From Fear to Function: How a Chief AI Officer Transforms Business Strategy

Credit: Outlever

Key Points

  • Enterprises are investing heavily in AI, but many face challenges due to automating outdated processes and a lack of strategic clarity.

  • Liz Miller of Constellation Research joined us for an interview to discuss the need for a CEO-led digital transformation and the role of a Chief AI Officer.

  • Building a knowledge layer that integrates structured and unstructured data is crucial for enterprise-wide intelligence.

  • Success in AI requires a commitment to becoming a digital organization, not just implementing AI technologies.

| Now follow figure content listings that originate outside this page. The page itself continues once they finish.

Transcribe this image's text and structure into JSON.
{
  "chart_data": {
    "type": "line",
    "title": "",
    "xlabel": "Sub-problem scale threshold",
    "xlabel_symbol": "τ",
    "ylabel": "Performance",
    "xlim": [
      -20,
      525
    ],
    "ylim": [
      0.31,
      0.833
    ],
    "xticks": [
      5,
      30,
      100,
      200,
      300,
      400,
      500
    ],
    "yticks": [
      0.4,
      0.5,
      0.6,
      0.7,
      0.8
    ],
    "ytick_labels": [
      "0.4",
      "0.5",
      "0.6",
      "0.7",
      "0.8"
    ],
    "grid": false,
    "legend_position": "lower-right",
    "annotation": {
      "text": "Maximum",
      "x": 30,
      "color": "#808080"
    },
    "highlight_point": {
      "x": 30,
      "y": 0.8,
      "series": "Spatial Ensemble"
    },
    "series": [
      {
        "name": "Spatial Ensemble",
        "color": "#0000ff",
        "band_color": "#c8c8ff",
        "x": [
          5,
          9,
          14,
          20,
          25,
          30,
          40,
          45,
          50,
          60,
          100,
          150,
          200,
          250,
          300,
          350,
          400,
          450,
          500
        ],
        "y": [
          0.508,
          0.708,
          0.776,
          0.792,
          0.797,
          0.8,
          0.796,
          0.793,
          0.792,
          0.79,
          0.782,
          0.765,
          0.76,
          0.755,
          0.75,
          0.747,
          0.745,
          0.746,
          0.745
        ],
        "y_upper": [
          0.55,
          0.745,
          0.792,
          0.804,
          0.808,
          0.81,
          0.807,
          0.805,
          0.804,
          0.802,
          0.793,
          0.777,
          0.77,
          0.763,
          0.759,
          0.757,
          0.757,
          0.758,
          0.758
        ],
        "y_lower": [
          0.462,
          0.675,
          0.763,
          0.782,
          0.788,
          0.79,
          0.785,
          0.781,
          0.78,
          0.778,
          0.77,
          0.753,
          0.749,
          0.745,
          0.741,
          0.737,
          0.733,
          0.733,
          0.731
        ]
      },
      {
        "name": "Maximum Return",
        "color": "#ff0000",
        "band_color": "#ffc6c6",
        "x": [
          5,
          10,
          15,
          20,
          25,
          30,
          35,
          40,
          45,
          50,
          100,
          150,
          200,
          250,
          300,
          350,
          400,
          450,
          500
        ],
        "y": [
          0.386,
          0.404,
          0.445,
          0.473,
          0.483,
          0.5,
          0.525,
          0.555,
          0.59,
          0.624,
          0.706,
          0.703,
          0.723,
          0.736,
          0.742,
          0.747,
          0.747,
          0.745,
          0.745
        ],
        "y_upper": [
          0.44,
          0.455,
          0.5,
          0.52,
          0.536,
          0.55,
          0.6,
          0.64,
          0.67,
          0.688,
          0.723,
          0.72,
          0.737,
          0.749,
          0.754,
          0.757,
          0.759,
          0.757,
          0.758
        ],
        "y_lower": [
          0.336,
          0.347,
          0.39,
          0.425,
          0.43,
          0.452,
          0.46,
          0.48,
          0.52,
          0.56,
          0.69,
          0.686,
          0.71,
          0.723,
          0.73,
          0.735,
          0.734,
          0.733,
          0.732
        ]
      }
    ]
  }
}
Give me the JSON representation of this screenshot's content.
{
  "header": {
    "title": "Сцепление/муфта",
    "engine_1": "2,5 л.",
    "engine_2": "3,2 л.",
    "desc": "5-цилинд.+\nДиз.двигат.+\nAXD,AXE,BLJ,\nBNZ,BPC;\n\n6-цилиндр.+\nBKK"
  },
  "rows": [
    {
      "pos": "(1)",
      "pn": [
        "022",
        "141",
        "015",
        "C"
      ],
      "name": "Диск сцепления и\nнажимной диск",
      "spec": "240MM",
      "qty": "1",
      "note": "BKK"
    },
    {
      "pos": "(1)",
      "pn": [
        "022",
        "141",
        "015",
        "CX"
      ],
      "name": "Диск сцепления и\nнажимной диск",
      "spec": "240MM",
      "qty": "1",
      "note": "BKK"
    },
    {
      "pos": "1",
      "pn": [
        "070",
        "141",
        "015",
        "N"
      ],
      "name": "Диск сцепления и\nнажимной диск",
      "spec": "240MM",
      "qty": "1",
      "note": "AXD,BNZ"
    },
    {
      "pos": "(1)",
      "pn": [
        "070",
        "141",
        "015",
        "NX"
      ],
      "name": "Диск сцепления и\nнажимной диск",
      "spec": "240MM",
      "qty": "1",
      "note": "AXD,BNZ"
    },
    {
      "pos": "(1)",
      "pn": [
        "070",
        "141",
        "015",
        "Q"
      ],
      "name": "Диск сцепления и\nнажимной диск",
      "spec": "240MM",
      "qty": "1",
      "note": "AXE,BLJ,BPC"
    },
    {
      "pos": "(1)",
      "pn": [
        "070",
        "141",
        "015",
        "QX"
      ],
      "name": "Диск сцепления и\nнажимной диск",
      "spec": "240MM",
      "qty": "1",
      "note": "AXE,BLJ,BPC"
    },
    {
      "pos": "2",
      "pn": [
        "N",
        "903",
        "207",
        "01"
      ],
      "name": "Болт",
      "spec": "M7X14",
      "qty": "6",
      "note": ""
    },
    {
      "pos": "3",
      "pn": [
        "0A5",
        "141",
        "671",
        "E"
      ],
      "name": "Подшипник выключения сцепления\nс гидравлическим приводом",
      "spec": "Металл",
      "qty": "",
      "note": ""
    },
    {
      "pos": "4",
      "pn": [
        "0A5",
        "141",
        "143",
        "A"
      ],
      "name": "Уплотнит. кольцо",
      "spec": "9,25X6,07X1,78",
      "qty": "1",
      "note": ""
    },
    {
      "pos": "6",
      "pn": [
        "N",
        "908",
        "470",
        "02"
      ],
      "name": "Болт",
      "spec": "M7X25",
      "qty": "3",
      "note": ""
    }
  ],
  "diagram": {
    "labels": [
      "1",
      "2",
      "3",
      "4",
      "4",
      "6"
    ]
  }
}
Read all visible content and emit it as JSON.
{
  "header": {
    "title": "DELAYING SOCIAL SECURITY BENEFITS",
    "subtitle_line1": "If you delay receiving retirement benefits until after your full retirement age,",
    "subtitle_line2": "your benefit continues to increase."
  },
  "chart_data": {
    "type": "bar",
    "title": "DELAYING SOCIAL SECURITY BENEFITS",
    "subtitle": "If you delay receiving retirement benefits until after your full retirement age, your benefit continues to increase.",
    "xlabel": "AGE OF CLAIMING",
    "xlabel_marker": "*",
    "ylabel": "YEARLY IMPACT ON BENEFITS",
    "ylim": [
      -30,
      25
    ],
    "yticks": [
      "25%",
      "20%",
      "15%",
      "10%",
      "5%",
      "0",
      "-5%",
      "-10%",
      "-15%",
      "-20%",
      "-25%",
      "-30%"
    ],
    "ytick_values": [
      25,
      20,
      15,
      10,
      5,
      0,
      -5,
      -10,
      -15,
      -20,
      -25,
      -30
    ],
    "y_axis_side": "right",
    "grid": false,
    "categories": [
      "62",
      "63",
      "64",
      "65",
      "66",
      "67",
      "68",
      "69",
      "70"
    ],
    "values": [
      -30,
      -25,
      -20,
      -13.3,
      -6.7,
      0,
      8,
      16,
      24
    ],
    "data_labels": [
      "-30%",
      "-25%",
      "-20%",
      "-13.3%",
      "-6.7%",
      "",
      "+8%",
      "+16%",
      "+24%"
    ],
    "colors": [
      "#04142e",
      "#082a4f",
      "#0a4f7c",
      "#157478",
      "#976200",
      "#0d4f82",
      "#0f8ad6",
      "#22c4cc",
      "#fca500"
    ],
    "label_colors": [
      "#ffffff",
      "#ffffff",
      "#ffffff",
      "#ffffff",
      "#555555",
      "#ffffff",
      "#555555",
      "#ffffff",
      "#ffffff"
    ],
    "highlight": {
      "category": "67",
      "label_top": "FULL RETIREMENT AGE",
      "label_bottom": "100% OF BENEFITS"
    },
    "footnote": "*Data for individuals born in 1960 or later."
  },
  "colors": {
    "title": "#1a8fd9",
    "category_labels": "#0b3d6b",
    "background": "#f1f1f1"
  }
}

The chief AI officer is only going to be as successful as the CEO's mandate to be a digital organization. This isn't another technology role. It is a business operations role that looks at where the business transforms and how people, process, and platform must transform together.

Liz Miller

VP & Principal Analyst
Constellation Research, Inc.

Enterprises are spending billions to explore intelligent automation, but the path to true ROI is often littered with expensive pilot projects, frustrated teams, and a growing sense of strategic confusion.

We spoke with Liz Miller, VP & Principal Analyst at Constellation Research, Inc., where she advises leaders on navigating the intersection of marketing, CX, and business strategy. For Miller, the reason so many AI initiatives are merely “lighting money on fire” is that leaders are automating broken processes, driven by a profound misunderstanding of what AI is and a culture that punishes the very questions it’s meant to answer.

  • Faster old tech: “If you simply automate an old process where you already know the outcome, applying a new AI technology to it will only result in faster old technology.” The shortfall, according to Miller, has little to do with the underlying tech itself, but with a fundamental disconnect starting in the C-Suite.

Miller argued that in many organizations, “data is a cause for punishment”, meaning hard metrics can be used against the employee if they are deemed insufficient. This creates a climate of fear where workers are terrified to ask the deep questions that could uncover uncomfortable truths and also unlock massive value.

  • The ‘don’t touch my button’ game: This fear cascades into political dysfunction, a corporate game of data hoarding that sabotages any hope of cross-functional intelligence. “No one wants to lose the game of corporate ‘Don’t touch my button.'” According to Miller, the CISO, CIO, and CTO are often locked into conflicts of indecision, what she called “The Land of ‘No'” that make it difficult to broker the authority needed for true AI orchestration.

What we're actually in search of in this new age of AI is a knowledge layer that feeds the entire enterprise. That data should feed into a knowledge graph that feeds the entire organization and it's fed from the entire organization, so it's constantly refreshing.

Liz Miller

VP & Principal Analyst
Constellation Research, Inc.

According to Miller, the solution begins with a CEO-led decision to become a digital-first company, and “not just a company that does digital things”. Miller stressed the commitment must be embodied in a new, empowered role of a Chief AI Officer.

  • Enter the CAIO: “The chief AI officer is only going to be as successful as the CEO’s mandate to be a digital organization,” Miller said. “This isn’t another technology role. It is a business operations role that looks at where the business transforms and how people, process, and platform must transform together.”

  • A new cultural contract: The role cannot be allowed to devolve into a “weird bully stick for operational optimization,” Miller warned, and it must confront the financial reality that AI is not an automatic cost-saver. “Replacing one employee with 90 more digital agents can easily backfire without strategic oversight,” Miller said, clarifying that the best CEOs form a new cultural contract where every functional C-Suite leader has the same room to fail and succeed.

With the right leadership in place, the focus shifts to building a new kind of data infrastructure. But Miller offered a warning against mindless accumulation.

  • The data decathlon: “We are not running in a data decathlon, and the person handling the greatest mountain of accumulated knowledge will not be the medal winner” she said. The true prize is an enterprise-wide “knowledge layer” built on a foundation that can fuse structured and unstructured data.

  • Creating the knowledge graph: “What we’re actually in search of in this new age of AI is a knowledge layer that feeds the entire enterprise. That data should feed into a knowledge graph that feeds the entire organization and it’s fed from the entire organization, so it’s constantly refreshing.” This creates a powerful flywheel, allowing the business to move from asking “what happened?” to understanding “why?” and finally, to proactively predicting the next “why not?”.

Ultimately, success demands more than just deploying new models and agentic frameworks. It requires the discipline to choose the right tool for the job. “You don’t have to decide to be an AI organization. You can just do ‘AI things,'” Miller concluded. “But you can’t decide to do ‘AI things’ unless you’ve first decided to be a digital organization. You just don’t get to morph the two.”